The stage operator loads any JSON and CSV formatted files from S3 to Amazon Redshift. The operator creates and runs a SQL COPY statement based on the parameters provided. The operator's parameters should specify where in S3 the file is loaded and what is the target table.

Fact and Dimension Load Operators

The dimension and fact operators make use of the SQL helper class to run data transformations. Operators take as input the SQL statement from the helper class and target the database on which to run the query against. A target table is also defined that contains the results of the transformation.

Data Quality Operator

The data quality operator is used to run checks on the data itself. The operator's main functionality is to receive one or more SQL based test cases along with the expected results and execute the tests. For each the test, the test result and expected result are checked and if there is no match, the operator raises an exception and the task is retried until it fails eventually.

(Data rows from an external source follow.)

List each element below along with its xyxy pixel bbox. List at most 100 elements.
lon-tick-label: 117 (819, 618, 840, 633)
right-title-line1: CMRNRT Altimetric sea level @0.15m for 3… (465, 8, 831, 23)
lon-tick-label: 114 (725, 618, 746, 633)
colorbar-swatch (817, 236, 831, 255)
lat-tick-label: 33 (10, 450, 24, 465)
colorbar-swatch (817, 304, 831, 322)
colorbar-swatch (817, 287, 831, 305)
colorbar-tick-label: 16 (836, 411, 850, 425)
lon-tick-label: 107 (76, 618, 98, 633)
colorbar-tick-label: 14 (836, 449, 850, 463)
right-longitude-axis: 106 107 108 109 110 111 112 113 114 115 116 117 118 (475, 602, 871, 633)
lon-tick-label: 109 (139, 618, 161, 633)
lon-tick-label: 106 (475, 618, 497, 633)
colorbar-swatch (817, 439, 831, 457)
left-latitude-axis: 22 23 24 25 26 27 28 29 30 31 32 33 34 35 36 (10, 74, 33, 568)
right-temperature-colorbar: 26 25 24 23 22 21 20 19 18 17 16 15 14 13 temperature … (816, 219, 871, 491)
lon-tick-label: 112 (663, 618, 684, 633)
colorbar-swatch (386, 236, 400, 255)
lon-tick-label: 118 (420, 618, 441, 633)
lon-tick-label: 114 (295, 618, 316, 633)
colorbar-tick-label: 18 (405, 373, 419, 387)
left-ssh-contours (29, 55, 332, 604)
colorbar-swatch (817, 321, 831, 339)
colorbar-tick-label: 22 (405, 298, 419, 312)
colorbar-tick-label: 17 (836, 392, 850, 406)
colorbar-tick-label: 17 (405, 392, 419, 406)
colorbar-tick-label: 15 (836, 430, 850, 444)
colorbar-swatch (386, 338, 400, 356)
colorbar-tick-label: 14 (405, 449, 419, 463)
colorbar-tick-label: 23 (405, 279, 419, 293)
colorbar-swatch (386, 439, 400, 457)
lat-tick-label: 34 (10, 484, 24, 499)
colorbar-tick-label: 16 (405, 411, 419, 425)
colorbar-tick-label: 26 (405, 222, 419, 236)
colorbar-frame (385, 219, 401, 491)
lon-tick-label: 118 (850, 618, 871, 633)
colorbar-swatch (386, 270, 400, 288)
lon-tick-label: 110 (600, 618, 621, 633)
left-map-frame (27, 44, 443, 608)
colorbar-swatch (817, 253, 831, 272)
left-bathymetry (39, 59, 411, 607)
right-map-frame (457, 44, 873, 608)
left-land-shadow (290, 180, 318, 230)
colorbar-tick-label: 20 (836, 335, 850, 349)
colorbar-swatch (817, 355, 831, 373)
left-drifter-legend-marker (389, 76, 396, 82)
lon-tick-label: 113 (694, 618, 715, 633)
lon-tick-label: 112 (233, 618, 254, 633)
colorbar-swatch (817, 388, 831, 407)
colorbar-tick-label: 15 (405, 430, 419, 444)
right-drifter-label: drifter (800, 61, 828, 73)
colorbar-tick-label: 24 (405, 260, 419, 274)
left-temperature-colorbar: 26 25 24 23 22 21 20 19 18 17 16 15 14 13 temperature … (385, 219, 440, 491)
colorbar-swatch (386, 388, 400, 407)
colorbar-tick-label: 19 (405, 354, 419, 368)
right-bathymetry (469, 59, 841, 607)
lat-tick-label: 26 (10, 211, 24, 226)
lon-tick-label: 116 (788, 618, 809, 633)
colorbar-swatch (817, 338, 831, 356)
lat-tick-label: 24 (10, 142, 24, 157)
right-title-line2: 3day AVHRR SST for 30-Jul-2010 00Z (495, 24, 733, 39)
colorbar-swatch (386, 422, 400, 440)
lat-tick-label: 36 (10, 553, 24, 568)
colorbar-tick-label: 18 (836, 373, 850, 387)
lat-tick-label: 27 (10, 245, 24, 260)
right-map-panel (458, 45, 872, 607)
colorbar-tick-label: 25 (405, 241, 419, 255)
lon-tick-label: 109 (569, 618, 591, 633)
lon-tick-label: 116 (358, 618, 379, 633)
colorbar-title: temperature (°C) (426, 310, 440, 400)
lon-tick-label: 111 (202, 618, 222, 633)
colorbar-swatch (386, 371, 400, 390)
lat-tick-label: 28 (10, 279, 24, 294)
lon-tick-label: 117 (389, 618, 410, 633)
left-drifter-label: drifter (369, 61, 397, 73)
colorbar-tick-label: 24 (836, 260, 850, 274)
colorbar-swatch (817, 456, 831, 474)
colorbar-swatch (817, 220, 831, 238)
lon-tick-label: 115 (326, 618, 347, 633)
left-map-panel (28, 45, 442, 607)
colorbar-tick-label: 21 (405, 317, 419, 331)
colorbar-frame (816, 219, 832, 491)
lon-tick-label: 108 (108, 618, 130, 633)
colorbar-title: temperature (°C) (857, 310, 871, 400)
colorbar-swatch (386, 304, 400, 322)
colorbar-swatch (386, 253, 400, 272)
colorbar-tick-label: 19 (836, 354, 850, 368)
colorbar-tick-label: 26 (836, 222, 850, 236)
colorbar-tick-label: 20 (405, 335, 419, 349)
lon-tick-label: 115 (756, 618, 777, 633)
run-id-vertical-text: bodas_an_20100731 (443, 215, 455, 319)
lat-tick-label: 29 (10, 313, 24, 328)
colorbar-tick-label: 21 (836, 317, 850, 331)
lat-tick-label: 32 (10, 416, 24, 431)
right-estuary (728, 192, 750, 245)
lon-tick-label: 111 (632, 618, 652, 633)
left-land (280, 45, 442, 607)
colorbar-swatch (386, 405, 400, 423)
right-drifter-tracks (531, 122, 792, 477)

For example one test could be a SQL statement that checks if certain column contains NULL values by counting all the rows that have NULL in the column. We do not want to have any NULLs so expected result would be 0 and the test would compare the SQL statement's outcome to the expected result.
The tests are not hardcoded, the user can create any condition and query to test the tables against by compiling the operator with the proper arguments.

Begin and End Operators

They don't actually perform any real task, they serve to enhance the visual representation of the dag in the airflow UI and define a clear boundary of its execution.